Wiederum sind die ÖNORMEN bei baubezogenen Auseinandersetzungen rechtlich relevant, wenn der Stand der Technik vertraglich vereinbart ist. ÖNORMEN sind laut OGH in besonderer Weise zur Bestimmung des nach der Verkehrsauffassung zur Sicherheit Gebotenen geeignet, weil sie den Stand der für die betroffenen Kreise geltenden Regeln der Technik widerspiegeln.64

Die Geltung des Standes der Technik sollte auch bei immobilienbezogenen Kaufverträgen vertraglich ausdrücklich vereinbart werden.

Beispiel:

Hat der Käufer einer Eigentumswohnung, in welcher er selbst und seine Mutter vor dem Kauf gewohnt haben, Kenntnis vom Zustand der Wohnung, kann er nicht erwarten, dass die Elektroinstallationen aus dem Jahr 1945 im Jahre 2012 (Zeitpunkt des Vertragsabschlusses) dem Stand der Technik entsprechen, sofern er nicht eine gegenteilige Zusicherung erhalten hat.65

C. Stand von Wissenschaft und Technik

Der „Stand von Wissenschaft und Technik“ ist nach Entwicklung neuer Verfahren oder Technologien lediglich wenigen Wissenschaftlern bekannt. Demzufolge ist bei diesen auch der Wissensstand sehr hoch und die Verbreitung dieses Wissens nur auf einen kleinen Kreis von Personen, die an dieser Entwicklung gearbeitet haben, beschränkt.66 Der Stand der Wissenschaft und Technik bildet somit einen technischen Entwicklungsstand ab, der sich erst in der Praxis bewähren und Verbreitung finden muss. Zum Stand der Wissenschaft zählen die jeweiligen neuesten Erkenntnisse der Wissenschaft.67

III. Die Parteien des (Bau-)Werkvertrags

Nach dem Wortlaut des ABGB sind die Parteien des Werkvertrags der Besteller auf der einen und der Unternehmer auf der anderen Seite.68 Unter dem (Werk-)Besteller wird derjenige verstanden, der das Werk in Auftrag gibt. Der (Werk-)Unternehmer ist demgegenüber derjenige Vertragsteil, der sich vertraglich zur Herstellung eines bestimmten Werks verpflichtet. In der bauvertraglichen Praxis haben sich die Parteibezeichnungen Auftraggeber bzw AG (als Werkbesteller) und Auftragnehmer bzw AN (als Werkunternehmer) etabliert.

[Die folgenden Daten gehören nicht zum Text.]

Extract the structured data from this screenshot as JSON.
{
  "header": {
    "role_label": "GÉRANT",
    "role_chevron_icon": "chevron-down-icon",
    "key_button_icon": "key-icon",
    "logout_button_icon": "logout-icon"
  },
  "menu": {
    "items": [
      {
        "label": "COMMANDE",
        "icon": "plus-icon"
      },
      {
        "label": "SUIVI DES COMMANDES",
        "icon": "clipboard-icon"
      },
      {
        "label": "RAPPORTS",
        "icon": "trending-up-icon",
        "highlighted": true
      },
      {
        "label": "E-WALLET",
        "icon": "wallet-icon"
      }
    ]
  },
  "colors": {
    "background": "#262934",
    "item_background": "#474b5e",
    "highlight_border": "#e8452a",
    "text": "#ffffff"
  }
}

An einem Bauvorhaben sind üblicherweise mehrere Bauunternehmen beteiligt, die idR unabhängig voneinander mit dem Bauherrn eine vertragliche Beziehung eingehen.

Beispiel:

Der Architekt wird zur Erstellung von Plänen vom Bauherrn direkt beauftragt. Genauso steht der AG bei einer Einzelvergabe etwa in direkter Vertragsbeziehung mit den ausführenden Gewerken.